Apparently technology hasn’t advanced much under Islamic rule, either. Characters still zip around in automobiles today’s Americans would recognize, and their high-tech equipment isn’t really much more high tech than our iPods. Satellites from the “old regime” are beginning to degrade, and new ones haven’t been launched. Many roads are impassible, and medieval-style gangs often attack unwary travelers. All the best equipment comes from China (believable) and Russia (not so believable). American ingenuity is sorely missed.

Ferrigno paints a compelling picture, but some important questions are unanswered. Most critical is, “How did we get there from here?”

He says the wave of conversions actually started before the 2015 attacks, when an Oscar-winning actress announced her conversion during her acceptance speech. All well and good, but if Hollywood stars actually carried that much weight, most of the country would have converted to Scientology by now. Tom Cruise’s religion must be at least as likely to catch on as Islam would be.

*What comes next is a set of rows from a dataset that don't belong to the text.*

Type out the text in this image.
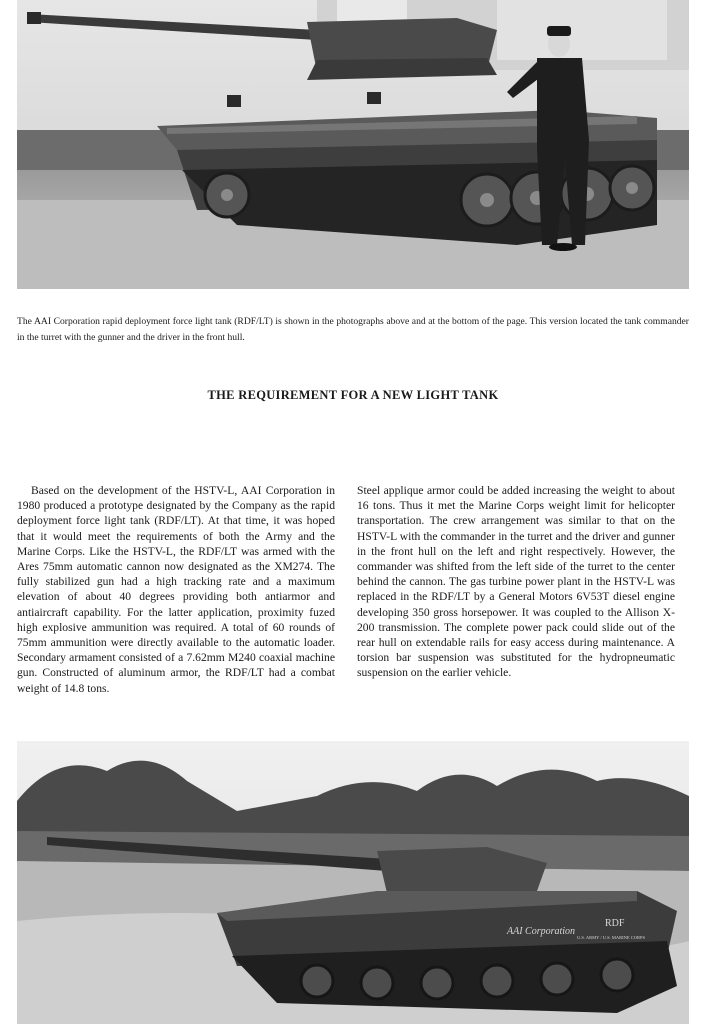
The AAI Corporation rapid deployment force light tank (RDF/LT) is shown in the photographs above and at the bottom of the page. This version located the tank commander in the turret with the gunner and the driver in the front hull.

THE REQUIREMENT FOR A NEW LIGHT TANK

Based on the development of the HSTV-L, AAI Corporation in 1980 produced a prototype designated by the Company as the rapid deployment force light tank (RDF/LT). At that time, it was hoped that it would meet the requirements of both the Army and the Marine Corps. Like the HSTV-L, the RDF/LT was armed with the Ares 75mm automatic cannon now designated as the XM274. The fully stabilized gun had a high tracking rate and a maximum elevation of about 40 degrees providing both antiarmor and antiaircraft capability. For the latter application, proximity fuzed high explosive ammunition was required. A total of 60 rounds of 75mm ammunition were directly available to the automatic loader. Secondary armament consisted of a 7.62mm M240 coaxial machine gun. Constructed of aluminum armor, the RDF/LT had a combat weight of 14.8 tons.

Steel applique armor could be added increasing the weight to about 16 tons. Thus it met the Marine Corps weight limit for helicopter transportation. The crew arrangement was similar to that on the HSTV-L with the commander in the turret and the driver and gunner in the front hull on the left and right respectively. However, the commander was shifted from the left side of the turret to the center behind the cannon. The gas turbine power plant in the HSTV-L was replaced in the RDF/LT by a General Motors 6V53T diesel engine developing 350 gross horsepower. It was coupled to the Allison X-200 transmission. The complete power pack could slide out of the rear hull on extendable rails for easy access during maintenance. A torsion bar suspension was substituted for the hydropneumatic suspension on the earlier vehicle.

AAI Corporation
RDF
U.S. ARMY / U.S. MARINE CORPS
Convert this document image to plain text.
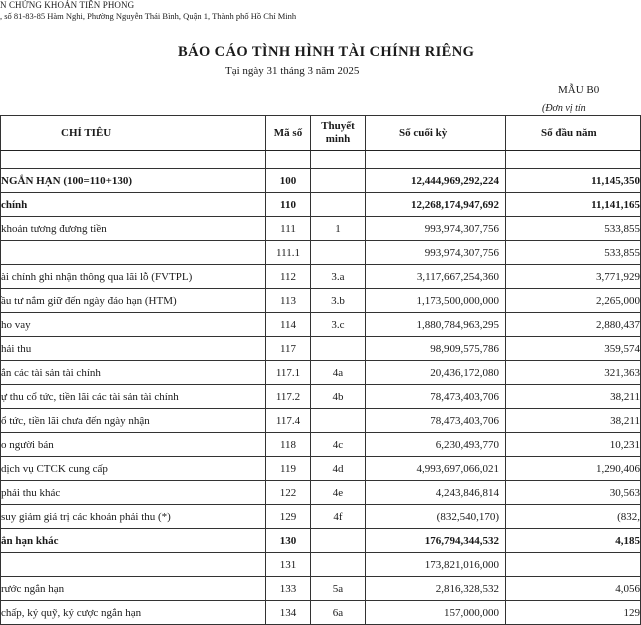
N CHỨNG KHOÁN TIÊN PHONG
, số 81-83-85 Hàm Nghi, Phường Nguyễn Thái Bình, Quận 1, Thành phố Hồ Chí Minh
BÁO CÁO TÌNH HÌNH TÀI CHÍNH RIÊNG
Tại ngày 31 tháng 3 năm 2025
MẪU B0
(Đơn vị tín
CHỈ TIÊU	Mã số	Thuyết minh	Số cuối kỳ	Số đầu năm

NGẮN HẠN (100=110+130)	100		12,444,969,292,224	11,145,350
chính	110		12,268,174,947,692	11,141,165
khoản tương đương tiền	111	1	993,974,307,756	533,855
	111.1		993,974,307,756	533,855
ài chính ghi nhận thông qua lãi lỗ (FVTPL)	112	3.a	3,117,667,254,360	3,771,929
ầu tư nắm giữ đến ngày đáo hạn (HTM)	113	3.b	1,173,500,000,000	2,265,000
ho vay	114	3.c	1,880,784,963,295	2,880,437
hải thu	117		98,909,575,786	359,574
ắn các tài sản tài chính	117.1	4a	20,436,172,080	321,363
ự thu cổ tức, tiền lãi các tài sản tài chính	117.2	4b	78,473,403,706	38,211
ổ tức, tiền lãi chưa đến ngày nhận	117.4		78,473,403,706	38,211
o người bán	118	4c	6,230,493,770	10,231
dịch vụ CTCK cung cấp	119	4d	4,993,697,066,021	1,290,406
phải thu khác	122	4e	4,243,846,814	30,563
suy giảm giá trị các khoản phải thu (*)	129	4f	(832,540,170)	(832,
ắn hạn khác	130		176,794,344,532	4,185
	131		173,821,016,000	
rước ngắn hạn	133	5a	2,816,328,532	4,056
chấp, ký quỹ, ký cược ngắn hạn	134	6a	157,000,000	129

It’s also unclear what keeps the peace along the giant border between the two competing versions of the United States. Major battles in Newark and Chicago are mentioned -- but why no fighting near Louisville?

Those quibbles aside, Ferrigno does make several astute observations. A Seattle cop mentions that under the former government, artists were actually paid tax money to dip crucifixes in urine. Such blasphemy, he notes, would never happen under the 2040 regime.

Also, San Francisco under Islamic rule is a fundamentalist hotbed. Homosexuals are frequently executed there -- a development that might not surprise another author, Bruce Bawer, a homosexual now living in Europe.

His latest book is “While Europe Slept: How Radical Islam is Destroying the West from Within.” As Bawer wrote on his Web site, “If fundamentalist Muslims in Europe do not carry out these punishments (executing homosexuals), it is not because they’ve advanced beyond such thinking, but because they don’t have the power.” In “Assassin,” Ferrigno anticipates the Islamic takeover of the continent by noting that as far back as the 1970s, a clever leader encouraged Muslims to emigrate to, but not to integrate with, Europe.

Anything can happen between now and 2040. It seems unlikely that the United States we turn over to our children will be an Islamic republic. But “Prayers for the Assassin” is good read and a timely warning of what could happen unless we’re careful. Since, as Jefferson said, “The price of freedom is eternal vigilance.”